There was this one moment where we made some small talk after the lesson had ended. She had gone to the washroom and I had to show her the way out of my office. I asked about her four year old who was now in kindergarten. She smiled and shared that her daughter was struggling with her upcoming birthday party’s choice. In local kindergartens in Singapore, some of them have a service whereby you can pay the childcare to celebrate your child’s birthday for you. “It’s usually a sum of $400, where the school will get their school canteen to cook for the children in the class something special, a birthday cake and some goodie bags for your child and his or her classmates.” She explained.

I went on to listen to her story. She shared that from the previous birthdays they had, her child’s classmate’s goodie bags included a watch that when a button was pressed-would flash cartoon characters like Spongebob or Dora pictures on a wall. It was not appealing to her as a parent at all. “$400 is a lot of money.” she chimed as I nodded in agreement. “I can’t imagine what a four year old would do with such a watch!” She laughed.

She picked her daughter up from school one day and decided to touch on this topic with her. “Mummy can use this $400 to help some poor children in Singapore.” She said. “You don’t need any new watches, right? The children you will help struggle with books and uniforms for school.” Her child was obviously adamant and disappointed, as it was indeed her birthday money. But because she had already promised her child, she told her daughter she would give her time to think about it but remained firm that the choice would still be hers- whether she chose to have a party or not.

“Wow.” I said in awe. It must have been difficult as a parent to do something like that. “Did she understand where you were coming from?” I asked. My supervisor explained that she had used simpler terms to her and told her that if she wanted to donate this money to the poor, her organization had a carnival where they will allow her to sponsor the cotton candy & popcorn machines. She will be allowed to serve the candy & popcorn to the children beneficiaries she meets on that day, should she want to donate that sum and give up her birthday party.

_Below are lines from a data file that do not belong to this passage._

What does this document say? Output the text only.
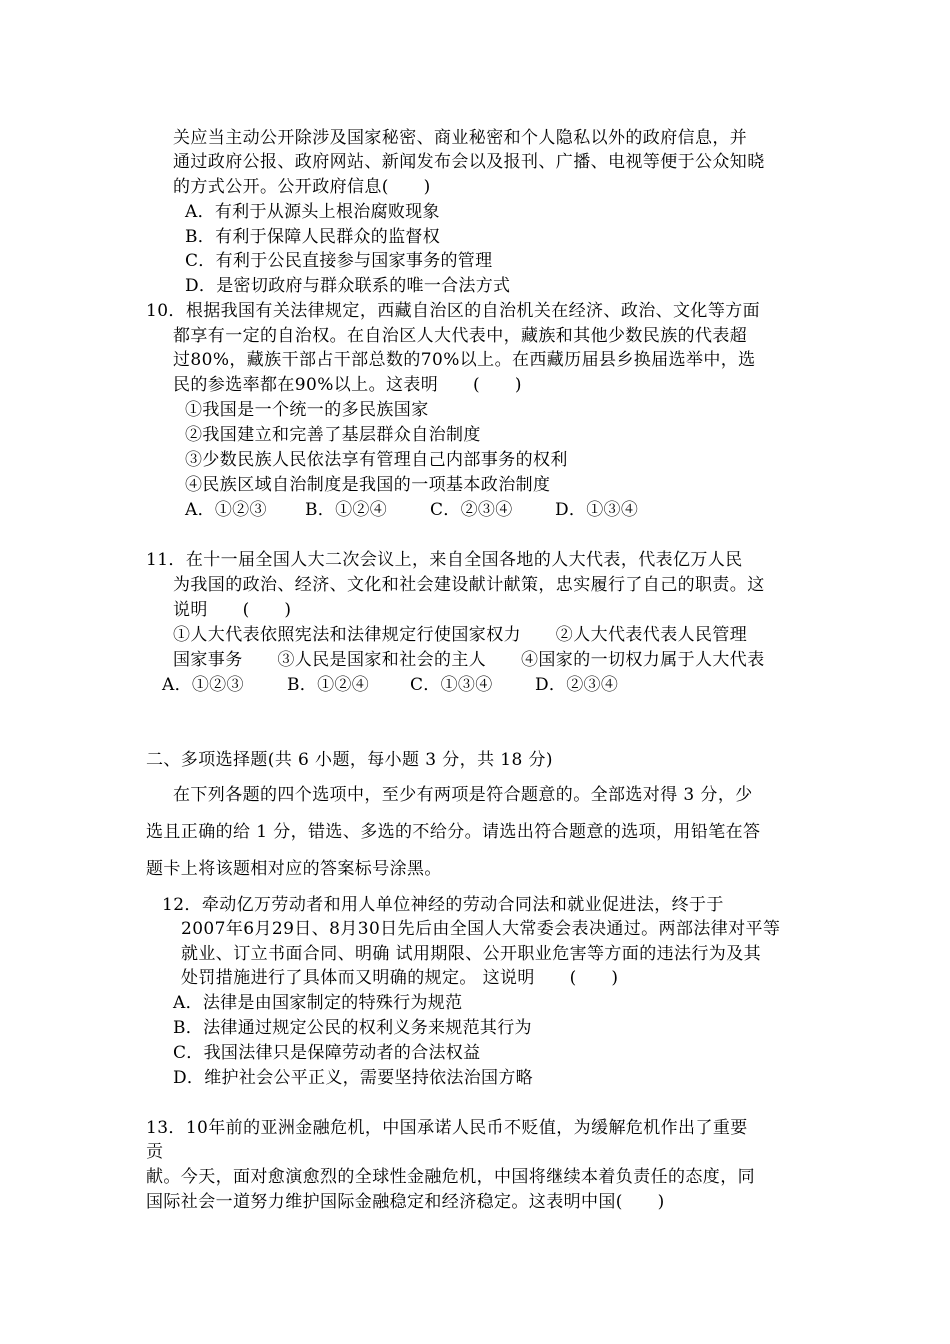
关应当主动公开除涉及国家秘密、商业秘密和个人隐私以外的政府信息，并
通过政府公报、政府网站、新闻发布会以及报刊、广播、电视等便于公众知晓
的方式公开。公开政府信息(　　)
A．有利于从源头上根治腐败现象
B．有利于保障人民群众的监督权
C．有利于公民直接参与国家事务的管理
D．是密切政府与群众联系的唯一合法方式
10．根据我国有关法律规定，西藏自治区的自治机关在经济、政治、文化等方面
都享有一定的自治权。在自治区人大代表中，藏族和其他少数民族的代表超
过80%，藏族干部占干部总数的70%以上。在西藏历届县乡换届选举中，选
民的参选率都在90%以上。这表明　　(　　)
①我国是一个统一的多民族国家
②我国建立和完善了基层群众自治制度
③少数民族人民依法享有管理自己内部事务的权利
④民族区域自治制度是我国的一项基本政治制度
A．①②③ B．①②④	C．②③④ D．①③④
11．在十一届全国人大二次会议上，来自全国各地的人大代表，代表亿万人民
为我国的政治、经济、文化和社会建设献计献策，忠实履行了自己的职责。这
说明　　(　　)
①人大代表依照宪法和法律规定行使国家权力　　②人大代表代表人民管理
国家事务　　③人民是国家和社会的主人　　④国家的一切权力属于人大代表
A．①②③	B．①②④ C．①③④ D．②③④
二、多项选择题(共 6 小题，每小题 3 分，共 18 分)
在下列各题的四个选项中，至少有两项是符合题意的。全部选对得 3 分，少
选且正确的给 1 分，错选、多选的不给分。请选出符合题意的选项，用铅笔在答
题卡上将该题相对应的答案标号涂黑。
12．牵动亿万劳动者和用人单位神经的劳动合同法和就业促进法，终于于
2007年6月29日、8月30日先后由全国人大常委会表决通过。两部法律对平等
就业、订立书面合同、明确 试用期限、公开职业危害等方面的违法行为及其
处罚措施进行了具体而又明确的规定。 这说明　　(　　)
A．法律是由国家制定的特殊行为规范
B．法律通过规定公民的权利义务来规范其行为
C．我国法律只是保障劳动者的合法权益
D．维护社会公平正义，需要坚持依法治国方略
13．10年前的亚洲金融危机，中国承诺人民币不贬值，为缓解危机作出了重要
贡
献。今天，面对愈演愈烈的全球性金融危机，中国将继续本着负责任的态度，同
国际社会一道努力维护国际金融稳定和经济稳定。这表明中国(　　)
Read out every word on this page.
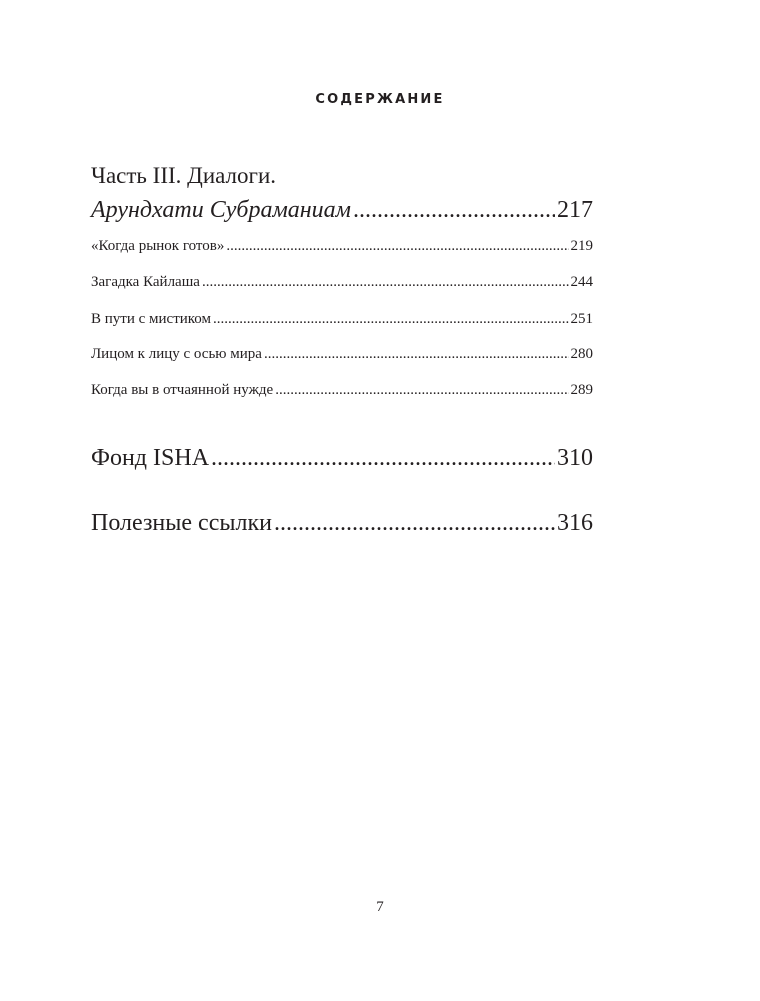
СОДЕРЖАНИЕ
Часть III. Диалоги.
Арундхати Субраманиам .....	217
«Когда рынок готов» .....	219
Загадка Кайлаша .....	244
В пути с мистиком .....	251
Лицом к лицу с осью мира .....	280
Когда вы в отчаянной нужде .....	289
Фонд ISHA .....	310
Полезные ссылки .....	316
7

A week  later- they were crossing the road together hand in hand, just like any other day- when her daughter turned to her and said, “You know what mummy? I’ve decided. I’m going to give my birthday money to the other children!”

I was truly inspired by such an act of parenting. It is extremely rare these days that we hope to instill such thoughts or actions at a child’s expense. It was even more heartening to think that with such a heart of a 4 year old, that such love would be this inspiring.